Many of the boys we assume have the future figured out for no other reason than that they are boys, grow up to be “Geweld” or the Alex youngsters.

Let me hasten to say that I support the principle of exposing girls to possibilities that exist.

Patriarchy is too entrenched in South Africa to not recognise that many young women have been raised and still believe that their role in life is to be subservient to men.

I just believe that they ignore the reality that in South Africa historical marginalisation by class and race is as real as keeping some on the peripheries on account of their sex.

“Geweld” and the Alexandra youngsters have more in common than even they probably appreciate.

They were all raised in poor communities where violence is the norm and where the majority of victims of this violence looked like them. They are part of an unending cycle of poverty, violence and where the few positive male role model figures are judged by the consumables their cash can buy.

Pictures of “Geweld” and his gang published in the media showed the group as enjoying their moment in the sun with some making the 8 sign to emphasise their membership of the 28s criminal gang that operates in and outside prison.

Their lives epitomise the tragedy of being black and male and poor in a country where being all these means that life’s dance is loaded against you.

I get the impression that we avoid peeping into the world that created them because we fear we might be accused of trying to justify their dastardly acts.

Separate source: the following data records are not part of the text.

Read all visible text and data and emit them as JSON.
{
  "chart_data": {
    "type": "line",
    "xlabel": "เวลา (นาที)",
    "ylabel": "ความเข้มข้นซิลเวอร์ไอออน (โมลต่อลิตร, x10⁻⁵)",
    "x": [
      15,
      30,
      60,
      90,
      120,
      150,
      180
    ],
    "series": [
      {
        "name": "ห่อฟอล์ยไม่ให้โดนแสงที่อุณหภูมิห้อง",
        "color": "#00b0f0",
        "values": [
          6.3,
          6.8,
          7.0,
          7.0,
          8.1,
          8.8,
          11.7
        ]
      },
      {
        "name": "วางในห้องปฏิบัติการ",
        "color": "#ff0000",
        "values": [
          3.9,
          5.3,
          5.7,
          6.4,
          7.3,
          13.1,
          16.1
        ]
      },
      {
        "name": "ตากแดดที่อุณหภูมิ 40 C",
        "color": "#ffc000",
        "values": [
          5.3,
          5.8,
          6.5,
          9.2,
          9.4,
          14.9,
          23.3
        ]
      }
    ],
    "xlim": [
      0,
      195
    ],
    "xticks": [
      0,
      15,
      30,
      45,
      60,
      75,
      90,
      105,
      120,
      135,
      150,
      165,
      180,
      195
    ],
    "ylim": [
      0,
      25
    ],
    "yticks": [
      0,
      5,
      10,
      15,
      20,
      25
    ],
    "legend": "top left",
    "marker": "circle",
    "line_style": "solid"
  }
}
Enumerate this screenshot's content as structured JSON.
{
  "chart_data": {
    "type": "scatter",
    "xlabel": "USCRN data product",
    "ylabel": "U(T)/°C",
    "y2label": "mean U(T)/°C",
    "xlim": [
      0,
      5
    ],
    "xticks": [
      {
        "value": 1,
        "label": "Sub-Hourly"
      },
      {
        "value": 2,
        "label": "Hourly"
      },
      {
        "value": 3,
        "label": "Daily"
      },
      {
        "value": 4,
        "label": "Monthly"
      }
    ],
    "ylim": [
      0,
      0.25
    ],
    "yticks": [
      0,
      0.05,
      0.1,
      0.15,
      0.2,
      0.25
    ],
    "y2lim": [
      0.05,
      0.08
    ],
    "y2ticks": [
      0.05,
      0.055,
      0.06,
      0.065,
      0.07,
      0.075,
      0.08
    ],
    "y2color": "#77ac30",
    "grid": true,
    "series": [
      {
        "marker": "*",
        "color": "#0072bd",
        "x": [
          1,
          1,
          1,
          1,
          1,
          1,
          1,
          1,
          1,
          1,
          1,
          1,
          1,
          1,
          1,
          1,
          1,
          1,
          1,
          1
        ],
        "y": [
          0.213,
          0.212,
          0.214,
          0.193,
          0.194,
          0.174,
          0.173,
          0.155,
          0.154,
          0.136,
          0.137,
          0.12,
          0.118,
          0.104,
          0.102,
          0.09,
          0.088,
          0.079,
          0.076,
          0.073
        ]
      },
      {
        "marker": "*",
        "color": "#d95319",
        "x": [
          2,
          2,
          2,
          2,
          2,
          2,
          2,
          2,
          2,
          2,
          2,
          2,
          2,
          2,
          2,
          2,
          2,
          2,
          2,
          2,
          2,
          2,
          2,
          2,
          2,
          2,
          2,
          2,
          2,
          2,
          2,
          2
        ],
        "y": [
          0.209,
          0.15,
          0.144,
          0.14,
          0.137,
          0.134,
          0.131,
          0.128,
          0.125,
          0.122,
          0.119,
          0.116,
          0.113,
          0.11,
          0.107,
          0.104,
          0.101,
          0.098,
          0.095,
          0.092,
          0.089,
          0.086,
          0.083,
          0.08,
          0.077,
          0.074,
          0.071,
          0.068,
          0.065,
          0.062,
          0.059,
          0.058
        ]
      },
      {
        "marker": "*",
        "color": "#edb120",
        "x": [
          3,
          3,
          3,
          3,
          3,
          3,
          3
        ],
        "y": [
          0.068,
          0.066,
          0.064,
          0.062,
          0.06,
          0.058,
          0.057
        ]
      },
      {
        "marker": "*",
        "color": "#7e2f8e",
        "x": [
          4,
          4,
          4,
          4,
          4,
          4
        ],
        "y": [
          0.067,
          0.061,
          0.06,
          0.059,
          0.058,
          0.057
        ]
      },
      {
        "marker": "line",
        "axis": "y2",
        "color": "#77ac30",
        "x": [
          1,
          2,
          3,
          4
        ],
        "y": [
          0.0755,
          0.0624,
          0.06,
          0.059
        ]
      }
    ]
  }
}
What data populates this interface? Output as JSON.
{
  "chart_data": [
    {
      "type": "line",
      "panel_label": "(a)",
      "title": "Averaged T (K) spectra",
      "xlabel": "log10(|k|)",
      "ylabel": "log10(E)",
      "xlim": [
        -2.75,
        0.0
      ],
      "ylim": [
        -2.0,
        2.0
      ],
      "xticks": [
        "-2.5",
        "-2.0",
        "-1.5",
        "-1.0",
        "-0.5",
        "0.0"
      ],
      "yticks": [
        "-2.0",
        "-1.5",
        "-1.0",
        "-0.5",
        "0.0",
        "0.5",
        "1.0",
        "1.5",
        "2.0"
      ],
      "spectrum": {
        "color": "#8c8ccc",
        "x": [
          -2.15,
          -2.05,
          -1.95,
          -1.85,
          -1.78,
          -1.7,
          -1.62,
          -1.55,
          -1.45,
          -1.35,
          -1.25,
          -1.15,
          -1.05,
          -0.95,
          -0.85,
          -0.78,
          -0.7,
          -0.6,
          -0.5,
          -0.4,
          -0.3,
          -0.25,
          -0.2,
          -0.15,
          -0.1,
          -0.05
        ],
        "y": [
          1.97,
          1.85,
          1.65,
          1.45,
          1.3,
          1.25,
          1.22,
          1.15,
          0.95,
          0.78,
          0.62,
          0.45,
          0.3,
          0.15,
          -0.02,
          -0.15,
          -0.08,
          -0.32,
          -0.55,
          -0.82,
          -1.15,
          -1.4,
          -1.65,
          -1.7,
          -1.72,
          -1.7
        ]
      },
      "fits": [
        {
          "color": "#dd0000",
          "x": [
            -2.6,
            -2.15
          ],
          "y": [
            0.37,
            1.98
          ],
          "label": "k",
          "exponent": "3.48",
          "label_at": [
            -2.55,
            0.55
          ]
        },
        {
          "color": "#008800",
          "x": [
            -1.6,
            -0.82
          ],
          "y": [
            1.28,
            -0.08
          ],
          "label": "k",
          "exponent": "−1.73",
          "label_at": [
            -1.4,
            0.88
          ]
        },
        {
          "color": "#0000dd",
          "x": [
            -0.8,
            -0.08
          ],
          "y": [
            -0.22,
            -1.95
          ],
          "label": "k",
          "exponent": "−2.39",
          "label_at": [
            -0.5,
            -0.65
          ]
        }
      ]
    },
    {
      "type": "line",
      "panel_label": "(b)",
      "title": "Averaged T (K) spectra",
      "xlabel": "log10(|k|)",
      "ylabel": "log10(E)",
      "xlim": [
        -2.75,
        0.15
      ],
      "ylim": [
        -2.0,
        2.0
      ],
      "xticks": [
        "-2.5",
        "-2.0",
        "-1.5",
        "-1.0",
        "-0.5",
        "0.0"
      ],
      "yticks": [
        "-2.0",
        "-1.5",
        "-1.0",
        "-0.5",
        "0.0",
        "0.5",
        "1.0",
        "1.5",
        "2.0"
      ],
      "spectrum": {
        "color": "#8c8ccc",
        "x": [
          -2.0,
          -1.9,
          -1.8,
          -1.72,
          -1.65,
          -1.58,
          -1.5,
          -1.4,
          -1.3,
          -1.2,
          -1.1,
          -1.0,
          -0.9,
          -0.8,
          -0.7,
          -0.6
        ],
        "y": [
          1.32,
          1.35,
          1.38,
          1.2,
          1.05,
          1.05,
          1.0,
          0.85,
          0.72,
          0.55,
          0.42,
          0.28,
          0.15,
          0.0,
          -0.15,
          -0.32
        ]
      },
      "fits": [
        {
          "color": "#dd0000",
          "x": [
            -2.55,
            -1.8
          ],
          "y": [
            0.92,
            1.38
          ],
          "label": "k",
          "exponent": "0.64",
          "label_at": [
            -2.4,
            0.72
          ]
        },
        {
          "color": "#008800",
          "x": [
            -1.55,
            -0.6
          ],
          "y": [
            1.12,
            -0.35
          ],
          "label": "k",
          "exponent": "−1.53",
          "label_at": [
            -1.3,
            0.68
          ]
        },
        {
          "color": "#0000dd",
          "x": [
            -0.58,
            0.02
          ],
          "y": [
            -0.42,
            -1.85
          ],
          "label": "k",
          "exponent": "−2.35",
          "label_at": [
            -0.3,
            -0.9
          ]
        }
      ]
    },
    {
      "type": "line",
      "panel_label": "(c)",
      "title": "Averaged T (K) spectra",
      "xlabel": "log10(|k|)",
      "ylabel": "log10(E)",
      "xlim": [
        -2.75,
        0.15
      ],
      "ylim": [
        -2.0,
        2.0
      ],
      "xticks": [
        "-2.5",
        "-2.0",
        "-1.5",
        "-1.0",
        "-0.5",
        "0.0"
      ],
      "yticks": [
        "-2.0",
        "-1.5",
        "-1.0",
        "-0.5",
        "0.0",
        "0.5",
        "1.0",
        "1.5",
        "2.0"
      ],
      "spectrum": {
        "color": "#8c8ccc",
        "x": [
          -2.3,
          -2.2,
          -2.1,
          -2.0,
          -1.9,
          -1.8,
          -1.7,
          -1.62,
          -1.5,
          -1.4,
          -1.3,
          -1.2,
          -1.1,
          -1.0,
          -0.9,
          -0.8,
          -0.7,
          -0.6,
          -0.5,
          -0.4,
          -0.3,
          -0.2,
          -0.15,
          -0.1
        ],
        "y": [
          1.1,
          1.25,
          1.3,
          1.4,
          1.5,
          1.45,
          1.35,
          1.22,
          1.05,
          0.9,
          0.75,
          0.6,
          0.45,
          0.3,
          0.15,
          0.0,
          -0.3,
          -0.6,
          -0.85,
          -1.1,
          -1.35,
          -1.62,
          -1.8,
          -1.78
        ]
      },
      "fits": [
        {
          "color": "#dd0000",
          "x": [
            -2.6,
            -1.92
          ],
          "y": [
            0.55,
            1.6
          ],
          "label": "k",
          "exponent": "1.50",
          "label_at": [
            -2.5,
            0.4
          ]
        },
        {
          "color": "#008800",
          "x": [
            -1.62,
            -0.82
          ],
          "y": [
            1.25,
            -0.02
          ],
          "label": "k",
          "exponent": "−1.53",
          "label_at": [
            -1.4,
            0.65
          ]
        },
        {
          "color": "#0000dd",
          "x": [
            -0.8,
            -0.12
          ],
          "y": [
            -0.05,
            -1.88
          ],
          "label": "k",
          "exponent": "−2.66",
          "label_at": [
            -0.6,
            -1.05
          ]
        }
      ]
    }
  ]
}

Unfortunately, to minimise the likelihood of another “Geweld”, we have to understand the streets that made them. We have to understand what is it about a community that makes young men merrily stab another in full view of others, regardless of whether it was robbery or a xenophobic attack.

I am afraid we fail future “Gewelds” and Sithole killers because we have accepted the plight of our young men as ordained from up high and poverty and hopelessness as standard.

It is as if we no longer had communities such as those where “Geweld” and the Alex boys grew up we would no longer have “authenticity”.

Whoever said “keep it real” had no love for those whose reality is the violence and easy death that Bishop Lavis and Alex have witnessed for generations.

Many feminists will argue that being a woman under the same situations is far worse. I beg to differ.

The majority, if not all, of “Geweld’s” victims were young black males.

One of the reasons the likes of “Geweld” continue to exist is that we have normalised poverty and lack of opportunities for the majority of our youth.

Many of us say with displaced pride that we grew up in rough neighbours.

Rough neighbourhoods are extended prisons.

One does not need to go to a museum or to see a statue to be reminded of the extent of apartheid’s impact on its victims. You only need to take a walk around any township such as “Geweld’s” own Bishop Lavis or the Alexandra streets where Sithole’s drops of blood were let.

We can jail as many “Gewelds” as we want.

He was convicted along with 17 members of his gang. That, however, has not solved the problem of gangs and crime in the Cape Flats.

Mothers will continue to have to pray and hope that their sons are not seduced to the world of violence and youthful corpses. The same applies to Sithole’s killers. We can jail and condemn the Alex boys as much as we like.

But unless we are honest with how the gender-race-class nexus in this country creates individuals like “Geweld” and the Sithole killers we will continue treating the symptoms and calling the jailing of such figures “justice”.

Come next Thursday, May 28, South Africa will celebrate the the 13th time that young girls have been shown that a better world exists out there.

They might as well warn them to be on the lookout for the many “Gewelds” and the Alexandra boys with unresolved social issues waiting to prey on them and on all of us.

 

* Fikile Moya is the editor of the Mercury.